View Full Version : to moms of children with autism

04-04-2012, 11:21 PM
A friend with a newly diagnosed 2yo with moderate PDD (on the spectrum) asked me this question,and since my son is atypical (of course all kids on the spectrum are unique) I wasn't sure how to answer her.
She wanted to know if the signs of autism get worse over time? Do they get more "autistic " as they get older? Is there an age at which things level out?

I dont' know if there even is an answer to this,but just thought I'd throw it out for other moms to reply.

In my son's case, he has gotten worse in some areas,and improved in others. He used to say 14 words total,and did about 7 signs. He lost all of those between the age of 3 1/2-4 1/2. I dont' know why. He was diagnosed PDD-Nos at age 2, and at age 4 1/2 severe autism. I have been told a hallmark of true autism is losing skills. But other things in my son have improved, his eye contact for one, and his ability to communicate using PECS, and /or grabbing my hand pulling me to something. some of his stimming behaviors are lessened,too. Other new behaviors started showing up recently. :unsure:

04-04-2012, 11:50 PM
I truly think that starting interventions early are what keeps kids on the spectrum from getting progressively worse now. Twenty years ago, no therapies meant the kids grew up without learning how to cope with sensory issues, how to learn, etc., so they made no growth, no progress.

I do know that it is typical for spectrum kids to regress off and on. We've experienced that and our dev ped told us it was typical to regress, but therapies should continue and they eventually level off. We saw moderate regression followed by a huge growth period over about a 12 month time frame. BTW, our regression was about the same time--around age 4.

Lisa TN
04-05-2012, 11:13 PM
My son is now 22 and his behaviors were severe and his language skills extremely limited as a small child. Once he finally started talking (around age 5) the behaviors substantially subsided.
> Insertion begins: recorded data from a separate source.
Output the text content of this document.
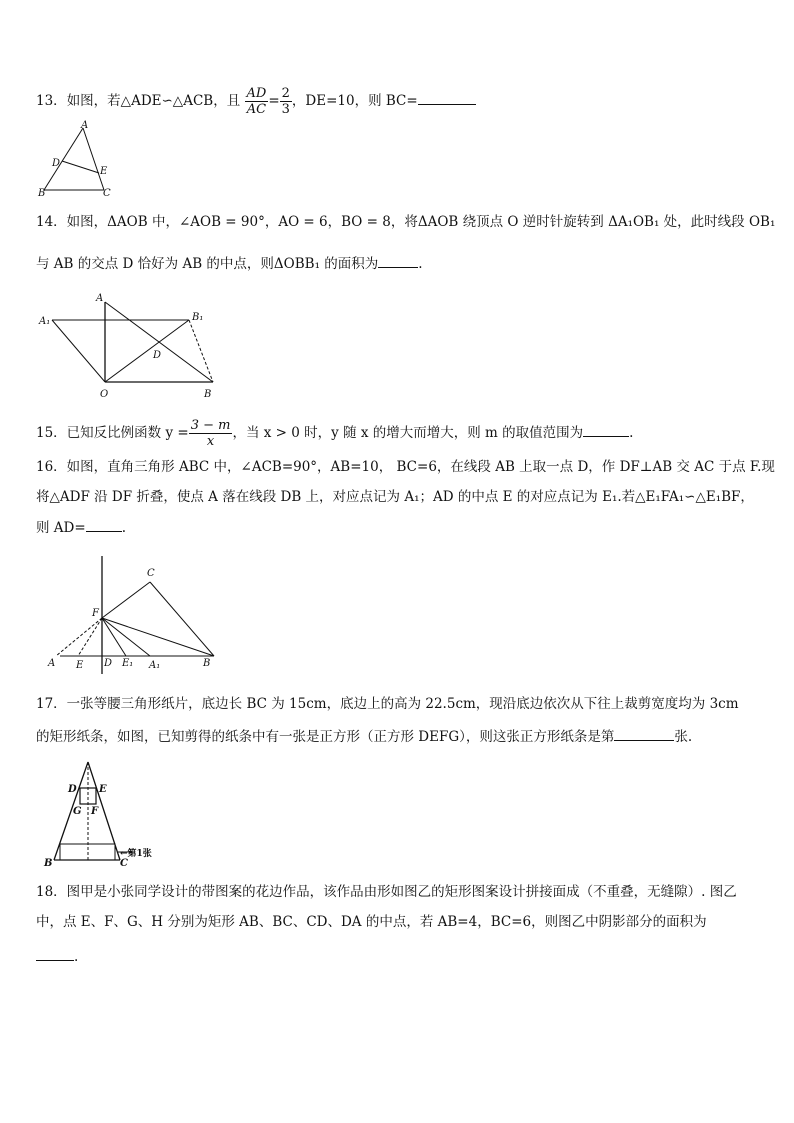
13．如图，若△ADE∽△ACB，且 $\frac{AD}{AC} = \frac{2}{3}$ ，DE=10，则 BC=
A
D
E
B	C
14．如图，ΔAOB 中，∠AOB = 90°，AO = 6，BO = 8，将ΔAOB 绕顶点 O 逆时针旋转到 ΔA₁OB₁ 处，此时线段 OB₁
与 AB 的交点 D 恰好为 AB 的中点，则ΔOBB₁ 的面积为	.
A
A₁	B₁
D
O	B
15．已知反比例函数 $y = \frac{3 - m}{x}$ ，当 x > 0 时，y 随 x 的增大而增大，则 m 的取值范围为	.
16．如图，直角三角形 ABC 中，∠ACB=90°，AB=10， BC=6，在线段 AB 上取一点 D，作 DF⊥AB 交 AC 于点 F.现
将△ADF 沿 DF 折叠，使点 A 落在线段 DB 上，对应点记为 A₁；AD 的中点 E 的对应点记为 E₁.若△E₁FA₁∽△E₁BF，
则 AD=	.
C
F
A E D E₁ A₁	B
17．一张等腰三角形纸片，底边长 BC 为 15cm，底边上的高为 22.5cm，现沿底边依次从下往上裁剪宽度均为 3cm
的矩形纸条，如图，已知剪得的纸条中有一张是正方形（正方形 DEFG），则这张正方形纸条是第	张.
D E
G F
B	C
←第1张
18．图甲是小张同学设计的带图案的花边作品，该作品由形如图乙的矩形图案设计拼接面成（不重叠，无缝隙）. 图乙
中，点 E、F、G、H 分别为矩形 AB、BC、CD、DA 的中点，若 AB=4，BC=6，则图乙中阴影部分的面积为
.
Even when he had limited communication skills, there were consequences for his actions. I had an in-home daycare and had no clue he had autism (so little was known about it back then) and sometimes wonder if I would have let things slide more had I known.

Over the years, there has been some regression of skills - when he hit puberty and when he had major health crises (ulcerative colitis, frequent hospitalizations, blood transfusions, surgeries). He usually regained those skills quickly, though.

As far as behaviors - if he doesn't want to do something, it's a lot harder now that he's over 6 feet tall but he still respects authority (and unfortunately, any adult seems to be an authority figure which is a problem in and of itself) and will usually do as asked after he understands why or that there will be consequences for not doing so.